NATO's ballistic missile defense system (BMDS) is proving to be one immediate area of contention between Russia and Nordic NATO member states Denmark and Norway. Moscow has described the BMDS as a weapons system solely intended to target Russia, a claim refuted by NATO.

In 2014, Denmark offered to provide frigate capacity to NATO in support of the BMDS. The Danish initiative drew an immediate hostile response from the Kremlin, which cautioned Denmark and other neighboring NATO states against joining the BMDS. Russia said Denmark as well as any other Nordic-Baltic NATO states that joined the BMDS would be considered legitimate "targets" for attack.

For its part, Norway and the United States have formed a joint analysis expert group to examine the basis under which Norway might join the BMDS.

The expert group, backed by the US Missile Defense Agency and the Norwegian Defence Research Establishment, is expected to issue its recommendations by year-end 2017.

The Danish warnings about possible cyberthreats from state-backed Russian quarters are contained in a new long-term intelligence risk assessment report collated by the Danish Defence Intelligence Service (DDIS).

"Russia is conducting a military buildup and modernization in western Russia. The Baltic Sea region has become a major area of friction between Russia and NATO. Russia's distrust of NATO and its willingness to take risks increases the danger of misunderstandings and miscalculations," according to the DDIS report.

Although the Danish intelligence assessment noted that Russia has increased its "military options in the region," it concluded that Russia is unlikely to risk a direct military confrontation with NATO.

In response to the threat assessment, Denmark's defense minister, Claus Hjort Frederiksen, said the Defence Ministry is looking for extra government funding to scale up and strengthen the country's national security infrastructure and defensive cyberwarfare capabilities.

Cyberattacks against Denmark's security, power supply and medical center installations have materialized as a "serious" and ever-present threat, said Frederiksen.

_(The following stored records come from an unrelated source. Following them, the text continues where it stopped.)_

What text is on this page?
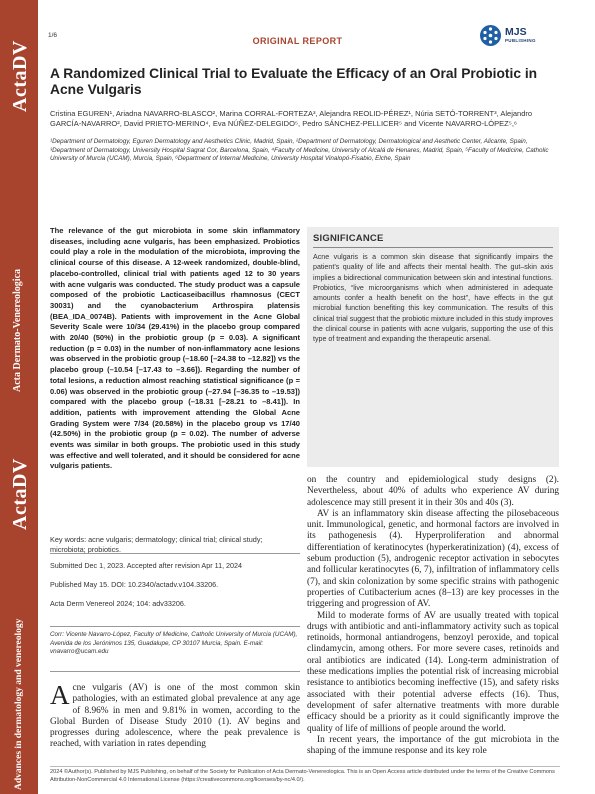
ActaDV
Acta Dermato-Venereologica
ActaDV
Advances in dermatology and venereology
1/6
ORIGINAL REPORT
MJS
PUBLISHING
A Randomized Clinical Trial to Evaluate the Efficacy of an Oral Probiotic in Acne Vulgaris
Cristina EGUREN¹, Ariadna NAVARRO-BLASCO², Marina CORRAL-FORTEZA³, Alejandra REOLID-PÉREZ¹, Núria SETÓ-TORRENT³, Alejandro GARCÍA-NAVARRO², David PRIETO-MERINO⁴, Eva NÚÑEZ-DELEGIDO⁵, Pedro SÁNCHEZ-PELLICER⁵ and Vicente NAVARRO-LÓPEZ⁵,⁶
¹Department of Dermatology, Eguren Dermatology and Aesthetics Clinic, Madrid, Spain, ²Department of Dermatology, Dermatological and Aesthetic Center, Alicante, Spain, ³Department of Dermatology, University Hospital Sagrat Cor, Barcelona, Spain, ⁴Faculty of Medicine, University of Alcalá de Henares, Madrid, Spain, ⁵Faculty of Medicine, Catholic University of Murcia (UCAM), Murcia, Spain, ⁶Department of Internal Medicine, University Hospital Vinalopó-Fisabio, Elche, Spain
The relevance of the gut microbiota in some skin inflammatory diseases, including acne vulgaris, has been emphasized. Probiotics could play a role in the modulation of the microbiota, improving the clinical course of this disease. A 12-week randomized, double-blind, placebo-controlled, clinical trial with patients aged 12 to 30 years with acne vulgaris was conducted. The study product was a capsule composed of the probiotic Lacticaseibacillus rhamnosus (CECT 30031) and the cyanobacterium Arthrospira platensis (BEA_IDA_0074B). Patients with improvement in the Acne Global Severity Scale were 10/34 (29.41%) in the placebo group compared with 20/40 (50%) in the probiotic group (p = 0.03). A significant reduction (p = 0.03) in the number of non-inflammatory acne lesions was observed in the probiotic group (–18.60 [–24.38 to –12.82]) vs the placebo group (–10.54 [–17.43 to –3.66]). Regarding the number of total lesions, a reduction almost reaching statistical significance (p = 0.06) was observed in the probiotic group (–27.94 [–36.35 to –19.53]) compared with the placebo group (–18.31 [–28.21 to –8.41]). In addition, patients with improvement attending the Global Acne Grading System were 7/34 (20.58%) in the placebo group vs 17/40 (42.50%) in the probiotic group (p = 0.02). The number of adverse events was similar in both groups. The probiotic used in this study was effective and well tolerated, and it should be considered for acne vulgaris patients.
Key words: acne vulgaris; dermatology; clinical trial; clinical study; microbiota; probiotics.
Submitted Dec 1, 2023. Accepted after revision Apr 11, 2024
Published May 15. DOI: 10.2340/actadv.v104.33206.
Acta Derm Venereol 2024; 104: adv33206.
Corr: Vicente Navarro-López, Faculty of Medicine, Catholic University of Murcia (UCAM), Avenida de los Jerónimos 135, Guadalupe, CP 30107 Murcia, Spain. E-mail: vnavarro@ucam.edu
Acne vulgaris (AV) is one of the most common skin pathologies, with an estimated global prevalence at any age of 8.96% in men and 9.81% in women, according to the Global Burden of Disease Study 2010 (1). AV begins and progresses during adolescence, where the peak prevalence is reached, with variation in rates depending
SIGNIFICANCE
Acne vulgaris is a common skin disease that significantly impairs the patient’s quality of life and affects their mental health. The gut–skin axis implies a bidirectional communication between skin and intestinal functions. Probiotics, “live microorganisms which when administered in adequate amounts confer a health benefit on the host”, have effects in the gut microbial function benefiting this key communication. The results of this clinical trial suggest that the probiotic mixture included in this study improves the clinical course in patients with acne vulgaris, supporting the use of this type of treatment and expanding the therapeutic arsenal.

on the country and epidemiological study designs (2). Nevertheless, about 40% of adults who experience AV during adolescence may still present it in their 30s and 40s (3).

AV is an inflammatory skin disease affecting the pilosebaceous unit. Immunological, genetic, and hormonal factors are involved in its pathogenesis (4). Hyperproliferation and abnormal differentiation of keratinocytes (hyperkeratinization) (4), excess of sebum production (5), androgenic receptor activation in sebocytes and follicular keratinocytes (6, 7), infiltration of inflammatory cells (7), and skin colonization by some specific strains with pathogenic properties of Cutibacterium acnes (8–13) are key processes in the triggering and progression of AV.

Mild to moderate forms of AV are usually treated with topical drugs with antibiotic and anti-inflammatory activity such as topical retinoids, hormonal antiandrogens, benzoyl peroxide, and topical clindamycin, among others. For more severe cases, retinoids and oral antibiotics are indicated (14). Long-term administration of these medications implies the potential risk of increasing microbial resistance to antibiotics becoming ineffective (15), and safety risks associated with their potential adverse effects (16). Thus, development of safer alternative treatments with more durable efficacy should be a priority as it could significantly improve the quality of life of millions of people around the world.

In recent years, the importance of the gut microbiota in the shaping of the immune response and its key role

2024 ©Author(s). Published by MJS Publishing, on behalf of the Society for Publication of Acta Dermato-Venereologica. This is an Open Access article distributed under the terms of the Creative Commons Attribution-NonCommercial 4.0 International License (https://creativecommons.org/licenses/by-nc/4.0/).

There is also visible unease among both Nordic and Baltic-rim states to Russia's increasing unpredictability in the region, and Moscow's action to reinforce its missile strike capability from its Kaliningrad enclave.

US President Donald Trump's public criticism of NATO organization, funding and overall security role in Europe has the potential to destabilize security confidence in the High North and Baltic Sea regions, said Anniken Huitfeldt, a Labor Party member of Norway's parliament and chairperson of the Standing Committee on Foreign Affairs And Defence.

"We simply do not, at this point, know what role President Trump will play in the security of the region, or how he will cooperate with military organizations like NATO. This makes security matters in the High North and the Baltic Sea regions more unpredictable," Huitfeldt said.

The continued militarization of Kaliningrad has become an increasing concern for Nordic and Baltic states, including Poland. In particular, countries in the region are questioning Russia's decision to locate Bastion and Iskander missiles in the Kaliningrad enclave.

Geographically located between NATO-aligned states Poland and Lithuania, Kaliningrad is Russia's most significant strategic military base in the Baltic Sea area.

Bastion's Oniks cruise missiles have a range of up to 280 miles and can deploy against both ships and ground targets.

Carrying conventional or nuclear warheads, the Iskander high-precision missiles have a range of 310 miles and can strike targets in all NATO member states bordering the Baltic Sea.

"The new missiles being installed by Russia in Kalingrad have the ability to reach Danish cities like Copenhagen. The future threats we face are now both cyber- and missiles-based," Frederiksen said.

Russia contends that the militarization of Kaliningrad is linked to NATO's "encroachment" in the Baltic Sea area and the future threat of having the BMDS on its doorstep.

Both Denmark and Norway have dismissed Moscow's claim that the BMDS is designed as an offensive tool to give the US and NATO a nuclear "first strike" capability against Russia.

The deployment on a rotation basis of 300 US Marines in the northern region of Nord-Trondelag is also contributing to a cooling in political relations between Norway and Russia.

As part of the deployment, the US is upgrading the capacity of forward storage units across Norway. These are being modernized to house armored vehicles, heavy weapons systems and other combat military equipment. The objective is to deliver storage units capable of holding equipment to support a force of more than 16,000 Marines if needed.

Norway, along with other small nation states, are almost certainly too small to maintain their own national defense to the highest and most credible degree required, said Gen. Sverre Diesen, the former chief of defense of the Norwegian defense forces.

"Small nations like Norway must rely more on closer cooperation and shared capabilities with other NATO allies or non-aligned NATO states like Finland and Sweden," the general said.